An officer located the individual responsible for the incident and gave the person a verbal reprimand, leaving discipline up to the parents, the Duluth Police Department told the News Tribune on Friday. No charges were filed, and the school resource officer was informed.
That incident was later acted upon by the school district, using steps outlined in the student handbook, said district spokesperson Adelle Wellens, declining to say what happened to the student due to data privacy laws.
But Wellens described it as part of a bigger, ongoing event.
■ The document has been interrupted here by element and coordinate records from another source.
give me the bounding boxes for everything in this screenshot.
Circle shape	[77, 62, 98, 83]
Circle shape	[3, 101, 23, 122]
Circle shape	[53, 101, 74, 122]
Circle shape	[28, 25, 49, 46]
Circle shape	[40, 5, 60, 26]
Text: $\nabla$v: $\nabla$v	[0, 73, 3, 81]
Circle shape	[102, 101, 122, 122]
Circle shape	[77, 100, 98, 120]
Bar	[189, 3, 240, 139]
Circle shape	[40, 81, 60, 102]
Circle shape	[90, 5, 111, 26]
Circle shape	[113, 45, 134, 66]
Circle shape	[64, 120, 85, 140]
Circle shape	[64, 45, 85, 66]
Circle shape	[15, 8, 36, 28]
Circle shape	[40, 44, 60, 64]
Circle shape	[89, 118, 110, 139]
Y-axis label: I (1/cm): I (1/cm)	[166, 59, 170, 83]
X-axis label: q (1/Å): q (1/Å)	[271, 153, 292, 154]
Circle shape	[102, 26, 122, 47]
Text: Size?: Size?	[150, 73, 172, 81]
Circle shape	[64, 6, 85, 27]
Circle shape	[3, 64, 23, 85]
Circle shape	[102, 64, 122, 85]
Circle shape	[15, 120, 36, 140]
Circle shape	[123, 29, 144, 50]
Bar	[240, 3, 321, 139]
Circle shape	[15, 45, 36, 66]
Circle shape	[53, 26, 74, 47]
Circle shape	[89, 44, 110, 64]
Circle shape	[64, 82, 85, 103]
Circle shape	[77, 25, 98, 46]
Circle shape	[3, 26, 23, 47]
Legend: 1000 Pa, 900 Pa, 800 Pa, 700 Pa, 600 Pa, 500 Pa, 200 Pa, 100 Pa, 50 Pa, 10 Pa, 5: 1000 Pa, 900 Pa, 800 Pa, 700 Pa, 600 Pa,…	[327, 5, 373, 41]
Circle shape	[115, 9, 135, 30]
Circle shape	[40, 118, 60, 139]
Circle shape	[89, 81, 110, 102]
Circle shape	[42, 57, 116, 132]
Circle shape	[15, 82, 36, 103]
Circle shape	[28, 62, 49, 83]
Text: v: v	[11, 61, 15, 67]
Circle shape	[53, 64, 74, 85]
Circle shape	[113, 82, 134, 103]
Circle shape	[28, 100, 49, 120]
She shared the contents of a letter sent to East parents.
“We have been made aware that some young people in our area have been using pellet and gel pellet guns to attack each other as part of a game or challenge, similar to the Nerf wars that started years ago,” the letter said, referencing a game in which students shoot one another using toy guns and soft projectiles.
“This is highly dangerous and unacceptable behavior and students are prohibited from using these weapons at school, on school property, or at school events at any time,” the letter added.
Duluth East Principal Danette Seboe also sent a letter home to track students and parents, informing them of the Lakewalk incident and offering support. The letter asks students to reach out if they have further information about pellet gun game play.
The pellet guns, often referred to as airsoft guns, are heavier weapons that often replicate the look and feel of a regular firearm — save for an orange tip at the end of the barrel.
In the letter home to families, the school district reminded them that local police and schools frequently raise concerns about airsoft guns, and surrounding issues with non-sanctioned challenge games, including trespassing, distracted driving and assault. Two Lakeville (Minnesota) High School students were killed when they were involved in a vehicle crash playing a Nerf war in 2015.
The district asked that parents speak to their students about the dangers related to the behavior and risks associated with using the guns.
“Pellet and gel pellet guns are considered a ‘dangerous weapon’ under the student handbook,” the school district’s letter said. “Students caught possessing and/or using these weapons on school property, in a school zone, or off school grounds at any school-related activity, event, or function will be subject to suspension and/or expulsion.”
The district letter concluded by saying: "Students running or driving around with any type of pellet and gel pellet weapons can cause panic in our community."
This story was updated at 9:50 a.m. March 26 to correct the spelling of Danette Seboe's last name. It was originally posted at 5:23 p.m. March 25. The News Tribune regrets the error.